Friday, 17 June 2011

River Bream - Rosettes for Everything

Wasperton on the Avon has not been my favourite of river locations having suffered two royal blanks out of my only two sessions there to date. It's not as if those sessions were uninteresting as the scenery around those parts of the Avon is well lush, but I had no action at all in the hours fished and on the Avon, which the EA have pronounced the 'best stocked river in all Blighty',  I do want and expect, knocks, indications, liners, sail-aways, pick-ups, rip-offs, whack-arounds, drop-backs, dips, bobbles, nibbles, dibbles or what have you in the way of that all important evidence of fish being out front - a bite.

I had not a single of any of those nor any more you can think of, or imagine. A motionless ocean of tranquility perhaps, but that's really not what anglers want. Contrary to popular belief ... anglers are IMPATIENT, if they're any bloody good...

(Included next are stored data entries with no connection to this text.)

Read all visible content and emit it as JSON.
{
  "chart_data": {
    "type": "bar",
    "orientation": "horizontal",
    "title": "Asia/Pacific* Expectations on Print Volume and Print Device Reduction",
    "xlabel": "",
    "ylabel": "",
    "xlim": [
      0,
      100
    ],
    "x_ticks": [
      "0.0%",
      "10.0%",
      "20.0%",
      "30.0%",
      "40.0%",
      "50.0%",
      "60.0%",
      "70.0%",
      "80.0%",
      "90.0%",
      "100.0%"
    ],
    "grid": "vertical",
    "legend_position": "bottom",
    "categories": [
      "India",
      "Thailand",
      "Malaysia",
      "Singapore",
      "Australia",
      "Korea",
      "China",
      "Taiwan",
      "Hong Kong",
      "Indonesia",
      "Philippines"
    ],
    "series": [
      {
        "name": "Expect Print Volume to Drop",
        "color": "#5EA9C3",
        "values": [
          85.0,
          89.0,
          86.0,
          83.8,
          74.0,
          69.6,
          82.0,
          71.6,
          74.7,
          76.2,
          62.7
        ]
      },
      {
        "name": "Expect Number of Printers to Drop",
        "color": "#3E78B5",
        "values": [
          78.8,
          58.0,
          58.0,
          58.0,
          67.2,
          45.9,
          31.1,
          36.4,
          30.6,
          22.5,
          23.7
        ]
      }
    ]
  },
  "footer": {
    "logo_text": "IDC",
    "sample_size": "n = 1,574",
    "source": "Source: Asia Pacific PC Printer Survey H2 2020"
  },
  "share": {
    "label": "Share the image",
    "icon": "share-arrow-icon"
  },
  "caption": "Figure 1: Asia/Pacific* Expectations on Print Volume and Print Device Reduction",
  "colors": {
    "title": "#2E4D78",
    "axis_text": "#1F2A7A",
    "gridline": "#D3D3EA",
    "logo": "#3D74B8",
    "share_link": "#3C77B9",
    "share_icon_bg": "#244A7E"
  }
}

It could be 1966, 1782, 1066, 43 AD... 

Danny picked me up around half-four for a crack at a big barbel on this opening day of the new season. We met up with Andy and Keith on the bank: Keith after a barbel and Andy after a river carp. I had no plan to fish for carp or barbel myself (though a nuisance capture wouldn't be unwelcome) just a furious determination to catch just the one fish if I could and from what little I knew about the place and what others had told me it seemed the most reliable target there is a bream at dusk, and so that 's what I set out my stall for.

My approach was to ball into the water just off the far bank lilies a football sized chunk of groundbait of the half-frozen left-overs from my last bream trip broken down and formed into ten or twelve snow ball sized spheres. I hoped that if the bream found this amount of bait it would hold their attention for quite enough time to catch a couple or three.

I waited, and waited a while longer and then around the time that the sun had finally sunk to the tops of the trees on the top of the bluff across the meadow, I had my first bite ever at Waspo. It was more of a dibble than a nibble, I seem to remember. Amazingly, five minutes later I got not only a liner, but also a knock or two followed by a drop-back. Whatever next? A whack-around?

No, no, no...

Silly boy.

Bream don't do whack-arounds. They do a curious binky-bonky-bouncy thing when they are worth striking, and anything less will be probably missed though I have caught bream to no bite at all, it has to be said, just picked up the rod and the fish was on.

All this went on for some time whilst I awaited the inevitable binky-bonky-bounce of a proper bream bite, but it was a long time a'coming. Eventually though, it came and the fish was on. A bit of a fight back at first, which had me thinking that I might have a more powerful fish than a bream coming upstream toward me, but then the fish flopped on its side amidstream and then wallowed into the waiting net.

I was very pleased with this fish as it sets a new personal best for a river-caught bream at five pounds and twelve ounces. I like to have a lot of other angling targets besides the obvious one of percentage-of-the-British record and I find that dividing them into river, canal and stillwater categories certainly provides me with a lot of new PB 's in any season, each one an achievement in its own right.

It's a bit like Crufts, my fishing. Rosettes for everything, including taking part...

Anyway's. The various permutations of bite types kept coming into the dark but unfortunately no more bouncers and then they just tailed off to nothing and never returned, the bream probably having eaten all that free food I'd chucked in and high tailed into Danny's swim?